Although not on a par with the Ritz, Brown’s or the Savoy, where afternoon tea will set you back £70 or £80, the Rendezvous Café must surely sell one of the most expensive cups of coffee in the world. Which is great, because it means that even in the crowded heart of London, at the busiest time of the day, you can always find an empty seat and have an impromptu chat in comfort with your friends — something you most certainly can’t do at the Ritz, Brown’s or the Savoy, where you have to book two months in advance.
Leicester Square is one of those places that American visitors always mispronounce. I suppose it’s because they never established their own Leicester Square, along with their versions of Greenwich, Kensington and Chelsea. Nevertheless, you get a lot of Americans in Leicester Square and you can look at them through the window of the Rendezvous Café as they queue up to buy cut-price tickets for the many theatres just a stone’s throw away.
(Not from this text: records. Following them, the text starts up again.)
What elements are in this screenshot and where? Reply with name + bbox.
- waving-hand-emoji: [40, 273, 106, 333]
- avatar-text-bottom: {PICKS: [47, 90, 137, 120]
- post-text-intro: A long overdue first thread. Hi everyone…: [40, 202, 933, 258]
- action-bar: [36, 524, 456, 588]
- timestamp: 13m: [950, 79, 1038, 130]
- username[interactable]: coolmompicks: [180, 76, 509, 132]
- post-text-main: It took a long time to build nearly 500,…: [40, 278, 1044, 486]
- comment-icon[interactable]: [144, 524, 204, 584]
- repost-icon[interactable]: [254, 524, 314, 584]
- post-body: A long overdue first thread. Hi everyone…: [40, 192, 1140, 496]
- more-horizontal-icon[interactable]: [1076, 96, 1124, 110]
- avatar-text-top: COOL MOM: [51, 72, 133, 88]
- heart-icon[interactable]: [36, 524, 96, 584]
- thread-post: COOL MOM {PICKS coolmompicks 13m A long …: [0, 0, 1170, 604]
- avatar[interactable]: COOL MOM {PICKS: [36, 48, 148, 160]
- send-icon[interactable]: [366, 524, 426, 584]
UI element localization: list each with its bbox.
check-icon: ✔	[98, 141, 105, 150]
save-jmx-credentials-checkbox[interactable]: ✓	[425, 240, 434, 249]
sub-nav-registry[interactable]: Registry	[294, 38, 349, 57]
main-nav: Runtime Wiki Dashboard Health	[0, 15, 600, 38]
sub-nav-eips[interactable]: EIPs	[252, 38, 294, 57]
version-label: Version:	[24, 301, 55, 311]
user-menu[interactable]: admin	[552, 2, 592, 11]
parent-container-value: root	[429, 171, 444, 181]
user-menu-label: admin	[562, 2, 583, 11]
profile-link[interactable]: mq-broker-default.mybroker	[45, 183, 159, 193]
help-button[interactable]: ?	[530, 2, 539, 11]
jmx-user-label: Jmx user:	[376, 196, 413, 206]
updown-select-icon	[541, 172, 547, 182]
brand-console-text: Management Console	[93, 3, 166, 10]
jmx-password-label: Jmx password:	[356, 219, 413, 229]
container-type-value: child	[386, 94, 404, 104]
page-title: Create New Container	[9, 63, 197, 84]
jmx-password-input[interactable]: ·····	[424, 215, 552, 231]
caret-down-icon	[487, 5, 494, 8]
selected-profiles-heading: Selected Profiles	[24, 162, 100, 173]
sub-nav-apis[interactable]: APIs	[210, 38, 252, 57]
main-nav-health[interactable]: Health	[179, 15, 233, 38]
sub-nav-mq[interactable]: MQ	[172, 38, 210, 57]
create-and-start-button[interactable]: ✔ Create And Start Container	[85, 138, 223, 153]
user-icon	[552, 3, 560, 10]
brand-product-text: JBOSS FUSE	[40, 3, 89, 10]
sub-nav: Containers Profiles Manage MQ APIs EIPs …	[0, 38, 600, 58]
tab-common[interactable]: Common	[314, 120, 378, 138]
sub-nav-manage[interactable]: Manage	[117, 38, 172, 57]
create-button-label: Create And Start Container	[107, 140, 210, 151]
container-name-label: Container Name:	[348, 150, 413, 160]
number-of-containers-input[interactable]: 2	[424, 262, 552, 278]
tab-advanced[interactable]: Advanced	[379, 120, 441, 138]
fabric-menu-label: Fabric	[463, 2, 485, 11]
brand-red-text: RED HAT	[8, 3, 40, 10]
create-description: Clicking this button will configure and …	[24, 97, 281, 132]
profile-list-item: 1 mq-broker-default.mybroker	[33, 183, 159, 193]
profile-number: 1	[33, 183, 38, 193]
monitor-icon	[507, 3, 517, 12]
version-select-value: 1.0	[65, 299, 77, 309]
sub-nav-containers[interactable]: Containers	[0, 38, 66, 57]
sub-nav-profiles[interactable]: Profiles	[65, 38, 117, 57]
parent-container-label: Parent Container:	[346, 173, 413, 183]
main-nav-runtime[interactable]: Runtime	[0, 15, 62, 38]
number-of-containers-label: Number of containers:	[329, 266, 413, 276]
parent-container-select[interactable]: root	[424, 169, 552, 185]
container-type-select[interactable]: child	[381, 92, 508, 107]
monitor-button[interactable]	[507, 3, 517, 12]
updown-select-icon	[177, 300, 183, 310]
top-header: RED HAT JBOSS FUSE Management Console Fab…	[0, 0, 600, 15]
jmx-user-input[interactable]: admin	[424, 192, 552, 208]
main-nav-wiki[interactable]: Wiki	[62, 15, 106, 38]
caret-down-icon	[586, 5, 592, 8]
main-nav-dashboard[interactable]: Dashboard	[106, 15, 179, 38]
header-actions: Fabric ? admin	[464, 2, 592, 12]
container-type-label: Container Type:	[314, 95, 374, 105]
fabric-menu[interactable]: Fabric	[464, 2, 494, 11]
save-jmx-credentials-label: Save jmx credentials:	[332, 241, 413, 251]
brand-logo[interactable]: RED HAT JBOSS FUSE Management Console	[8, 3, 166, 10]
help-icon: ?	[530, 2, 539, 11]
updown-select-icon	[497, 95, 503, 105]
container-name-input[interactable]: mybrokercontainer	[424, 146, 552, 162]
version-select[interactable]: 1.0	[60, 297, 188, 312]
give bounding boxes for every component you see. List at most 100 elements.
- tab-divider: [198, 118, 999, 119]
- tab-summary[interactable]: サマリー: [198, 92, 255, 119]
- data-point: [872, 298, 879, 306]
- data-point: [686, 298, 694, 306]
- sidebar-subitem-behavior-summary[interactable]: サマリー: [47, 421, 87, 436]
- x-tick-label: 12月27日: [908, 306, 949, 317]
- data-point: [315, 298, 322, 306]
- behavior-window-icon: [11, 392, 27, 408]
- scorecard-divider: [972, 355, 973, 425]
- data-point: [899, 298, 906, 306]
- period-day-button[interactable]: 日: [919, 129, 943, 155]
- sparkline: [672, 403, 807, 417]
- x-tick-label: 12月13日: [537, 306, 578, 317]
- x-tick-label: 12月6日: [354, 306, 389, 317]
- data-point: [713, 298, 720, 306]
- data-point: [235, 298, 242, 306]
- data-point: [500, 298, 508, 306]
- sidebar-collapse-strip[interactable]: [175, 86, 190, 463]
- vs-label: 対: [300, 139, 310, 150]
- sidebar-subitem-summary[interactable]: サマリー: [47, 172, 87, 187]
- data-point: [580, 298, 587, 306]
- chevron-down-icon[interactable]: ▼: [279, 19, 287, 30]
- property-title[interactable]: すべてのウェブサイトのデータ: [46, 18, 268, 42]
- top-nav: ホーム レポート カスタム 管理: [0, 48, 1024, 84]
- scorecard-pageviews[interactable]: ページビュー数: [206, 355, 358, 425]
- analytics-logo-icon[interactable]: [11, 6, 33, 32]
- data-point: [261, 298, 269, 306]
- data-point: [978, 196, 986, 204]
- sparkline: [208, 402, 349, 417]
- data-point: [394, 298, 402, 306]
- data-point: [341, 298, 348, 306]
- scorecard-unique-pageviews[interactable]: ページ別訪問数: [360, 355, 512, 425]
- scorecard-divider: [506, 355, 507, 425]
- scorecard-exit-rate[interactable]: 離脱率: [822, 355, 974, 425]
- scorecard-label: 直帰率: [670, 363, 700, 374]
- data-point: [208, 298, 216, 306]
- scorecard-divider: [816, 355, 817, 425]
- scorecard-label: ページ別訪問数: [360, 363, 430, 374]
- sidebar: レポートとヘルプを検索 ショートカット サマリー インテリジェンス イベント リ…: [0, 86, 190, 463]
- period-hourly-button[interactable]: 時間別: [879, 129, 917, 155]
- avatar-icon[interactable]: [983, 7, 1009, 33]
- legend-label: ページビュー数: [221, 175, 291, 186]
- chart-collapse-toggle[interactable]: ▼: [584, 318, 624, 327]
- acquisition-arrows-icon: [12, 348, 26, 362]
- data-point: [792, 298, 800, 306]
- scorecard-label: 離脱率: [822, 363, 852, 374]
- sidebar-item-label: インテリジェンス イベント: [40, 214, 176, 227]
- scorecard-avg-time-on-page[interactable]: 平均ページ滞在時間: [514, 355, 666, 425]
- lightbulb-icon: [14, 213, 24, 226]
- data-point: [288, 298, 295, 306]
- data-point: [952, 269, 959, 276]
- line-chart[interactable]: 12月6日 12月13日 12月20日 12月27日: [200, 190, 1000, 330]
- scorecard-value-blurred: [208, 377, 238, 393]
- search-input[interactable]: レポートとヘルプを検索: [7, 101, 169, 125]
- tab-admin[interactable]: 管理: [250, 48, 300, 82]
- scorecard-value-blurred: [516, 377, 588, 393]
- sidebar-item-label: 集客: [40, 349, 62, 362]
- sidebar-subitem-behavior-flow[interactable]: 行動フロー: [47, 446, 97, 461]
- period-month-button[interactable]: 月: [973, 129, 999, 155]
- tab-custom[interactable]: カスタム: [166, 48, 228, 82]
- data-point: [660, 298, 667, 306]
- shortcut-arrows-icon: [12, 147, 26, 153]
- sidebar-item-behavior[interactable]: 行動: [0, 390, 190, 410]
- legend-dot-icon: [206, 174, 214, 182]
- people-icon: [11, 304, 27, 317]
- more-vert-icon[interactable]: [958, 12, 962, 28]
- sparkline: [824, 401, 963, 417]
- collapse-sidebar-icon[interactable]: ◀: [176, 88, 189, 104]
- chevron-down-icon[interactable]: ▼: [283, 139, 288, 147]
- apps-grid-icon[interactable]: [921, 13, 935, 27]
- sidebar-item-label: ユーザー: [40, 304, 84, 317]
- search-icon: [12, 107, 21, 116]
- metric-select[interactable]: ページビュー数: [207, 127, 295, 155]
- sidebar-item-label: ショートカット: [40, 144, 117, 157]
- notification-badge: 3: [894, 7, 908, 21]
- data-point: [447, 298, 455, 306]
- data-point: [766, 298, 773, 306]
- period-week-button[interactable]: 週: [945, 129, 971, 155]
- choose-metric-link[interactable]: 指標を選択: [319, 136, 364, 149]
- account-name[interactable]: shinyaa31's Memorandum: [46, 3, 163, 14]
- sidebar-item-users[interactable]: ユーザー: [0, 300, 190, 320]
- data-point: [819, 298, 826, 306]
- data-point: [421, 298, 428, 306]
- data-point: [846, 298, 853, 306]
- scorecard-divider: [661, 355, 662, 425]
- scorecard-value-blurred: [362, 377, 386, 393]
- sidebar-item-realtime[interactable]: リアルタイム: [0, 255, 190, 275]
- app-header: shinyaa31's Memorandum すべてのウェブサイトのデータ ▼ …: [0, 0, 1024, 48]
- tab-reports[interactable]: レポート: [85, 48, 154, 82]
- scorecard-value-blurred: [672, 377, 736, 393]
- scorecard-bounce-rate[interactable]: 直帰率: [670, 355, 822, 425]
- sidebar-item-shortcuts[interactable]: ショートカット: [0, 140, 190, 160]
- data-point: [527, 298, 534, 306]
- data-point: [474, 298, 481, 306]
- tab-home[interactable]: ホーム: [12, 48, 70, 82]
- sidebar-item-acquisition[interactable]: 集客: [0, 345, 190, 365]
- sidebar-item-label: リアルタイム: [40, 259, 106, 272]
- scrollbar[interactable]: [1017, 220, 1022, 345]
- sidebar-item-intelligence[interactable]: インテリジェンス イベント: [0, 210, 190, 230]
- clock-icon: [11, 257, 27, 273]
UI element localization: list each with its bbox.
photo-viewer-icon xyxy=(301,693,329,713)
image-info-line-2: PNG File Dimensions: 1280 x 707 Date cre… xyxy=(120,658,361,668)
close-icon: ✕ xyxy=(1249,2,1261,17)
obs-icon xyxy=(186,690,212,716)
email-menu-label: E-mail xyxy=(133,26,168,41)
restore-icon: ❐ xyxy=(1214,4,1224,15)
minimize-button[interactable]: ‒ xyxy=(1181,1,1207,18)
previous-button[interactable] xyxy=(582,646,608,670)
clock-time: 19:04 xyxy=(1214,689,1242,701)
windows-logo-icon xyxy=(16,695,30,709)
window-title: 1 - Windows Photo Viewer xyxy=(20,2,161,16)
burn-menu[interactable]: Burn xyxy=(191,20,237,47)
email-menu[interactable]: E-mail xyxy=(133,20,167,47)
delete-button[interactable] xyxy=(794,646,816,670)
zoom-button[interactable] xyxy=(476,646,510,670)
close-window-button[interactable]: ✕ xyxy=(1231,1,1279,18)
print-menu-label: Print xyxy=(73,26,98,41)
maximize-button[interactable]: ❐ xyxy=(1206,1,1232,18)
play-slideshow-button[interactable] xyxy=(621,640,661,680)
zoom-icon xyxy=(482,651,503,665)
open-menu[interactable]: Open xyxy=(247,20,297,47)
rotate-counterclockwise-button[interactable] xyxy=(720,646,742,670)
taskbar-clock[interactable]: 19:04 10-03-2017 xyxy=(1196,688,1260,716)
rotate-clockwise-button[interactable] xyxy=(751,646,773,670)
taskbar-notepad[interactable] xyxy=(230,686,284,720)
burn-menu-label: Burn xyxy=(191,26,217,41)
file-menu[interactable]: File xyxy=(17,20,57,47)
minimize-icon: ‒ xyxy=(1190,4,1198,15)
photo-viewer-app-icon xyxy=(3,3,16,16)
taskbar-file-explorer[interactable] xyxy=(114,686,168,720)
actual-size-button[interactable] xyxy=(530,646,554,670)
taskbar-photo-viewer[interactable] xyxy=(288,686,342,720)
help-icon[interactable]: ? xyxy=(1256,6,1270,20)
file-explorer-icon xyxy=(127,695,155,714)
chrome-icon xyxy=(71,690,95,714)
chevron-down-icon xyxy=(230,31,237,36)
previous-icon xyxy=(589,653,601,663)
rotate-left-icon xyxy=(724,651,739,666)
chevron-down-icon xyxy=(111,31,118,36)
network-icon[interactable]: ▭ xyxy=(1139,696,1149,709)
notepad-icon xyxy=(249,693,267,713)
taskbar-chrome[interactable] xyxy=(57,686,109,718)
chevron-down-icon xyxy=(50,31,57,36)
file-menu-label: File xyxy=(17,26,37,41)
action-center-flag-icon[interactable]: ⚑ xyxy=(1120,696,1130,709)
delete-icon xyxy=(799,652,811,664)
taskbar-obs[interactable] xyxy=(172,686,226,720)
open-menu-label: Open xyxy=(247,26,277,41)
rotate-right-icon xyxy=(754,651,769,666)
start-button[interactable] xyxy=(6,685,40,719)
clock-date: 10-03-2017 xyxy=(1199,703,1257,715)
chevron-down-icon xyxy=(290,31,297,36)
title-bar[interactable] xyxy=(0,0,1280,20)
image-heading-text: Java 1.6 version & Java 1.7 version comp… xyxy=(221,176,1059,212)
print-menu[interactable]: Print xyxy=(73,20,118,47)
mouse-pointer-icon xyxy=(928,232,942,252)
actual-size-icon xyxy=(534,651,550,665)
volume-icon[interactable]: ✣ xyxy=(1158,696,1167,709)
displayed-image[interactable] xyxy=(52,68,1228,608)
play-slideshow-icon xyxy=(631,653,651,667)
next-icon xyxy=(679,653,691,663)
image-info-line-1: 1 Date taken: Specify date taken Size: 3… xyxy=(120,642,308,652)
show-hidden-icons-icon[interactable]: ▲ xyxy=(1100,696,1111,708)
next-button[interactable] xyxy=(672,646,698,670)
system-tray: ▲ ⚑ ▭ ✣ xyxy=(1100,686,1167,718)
Occasionally Lanying and I pass one of those theatres and spot a famous actor leaving by the stage door. We don’t often go to the theatre in the evening because we don’t like to stay out late. When we go it’s usually in the afternoon. We buy our tickets full price, on impulse, as we are passing. We usually sit near the front because of my bad eyesight, and think nothing of the price because (of course) of my wealth, but also because it’s a priceless experience, being in the theatre in the presence of great actors bringing to life a triumph of the imagination.
And we have all this to enjoy thanks to a Chinese fortune-teller. He told Lanying long ago, “You will have a hard life but you will bring good fortune to those close to you.”
By implication, those no longer close to her won’t be so lucky. And so it has proven over the years. Her first boyfriend betrayed her and she left him. He suffered a brain tumour. The worst of luck.
Her next boyfriend was mixed up with gangsters and had just suffered a terrible car accident when she met him. Under her care he regained his health, left those gangsters behind and started a successful business. After she left him he nearly died. His business ran into problems. He had to leave the country. He started mixing with the wrong sort of people again.
Last year she had a row with her boss. While she was with him he was doing very well. The first year of their collaboration he was the number three salesperson in his company. Year two he was number two. Year three, number one. Then he turned against her for some reason. He made her life hell and she walked out.
Just before Christmas she got a call from a stranger. A man had collapsed on the pavement outside his house and the caller was trying to identify him. It was a disturbing call, so she gave the phone to me.
“Did you say it was an old man?” I asked.
“No. About forty, I’d say.”
“There’s only one person I know in that part of London,” I said. “And he is about forty. Flaxen-haired?”
“Yes.”
“Glasses?”
“Yes.”
It was Lanying’s former boss. He’d had a stroke.
Tomorrow she’s going to the memorial service. She was trying on a stylish black outfit as I came through the door tonight. She looked stunning.
Definitely not a person I’d ever want to leave.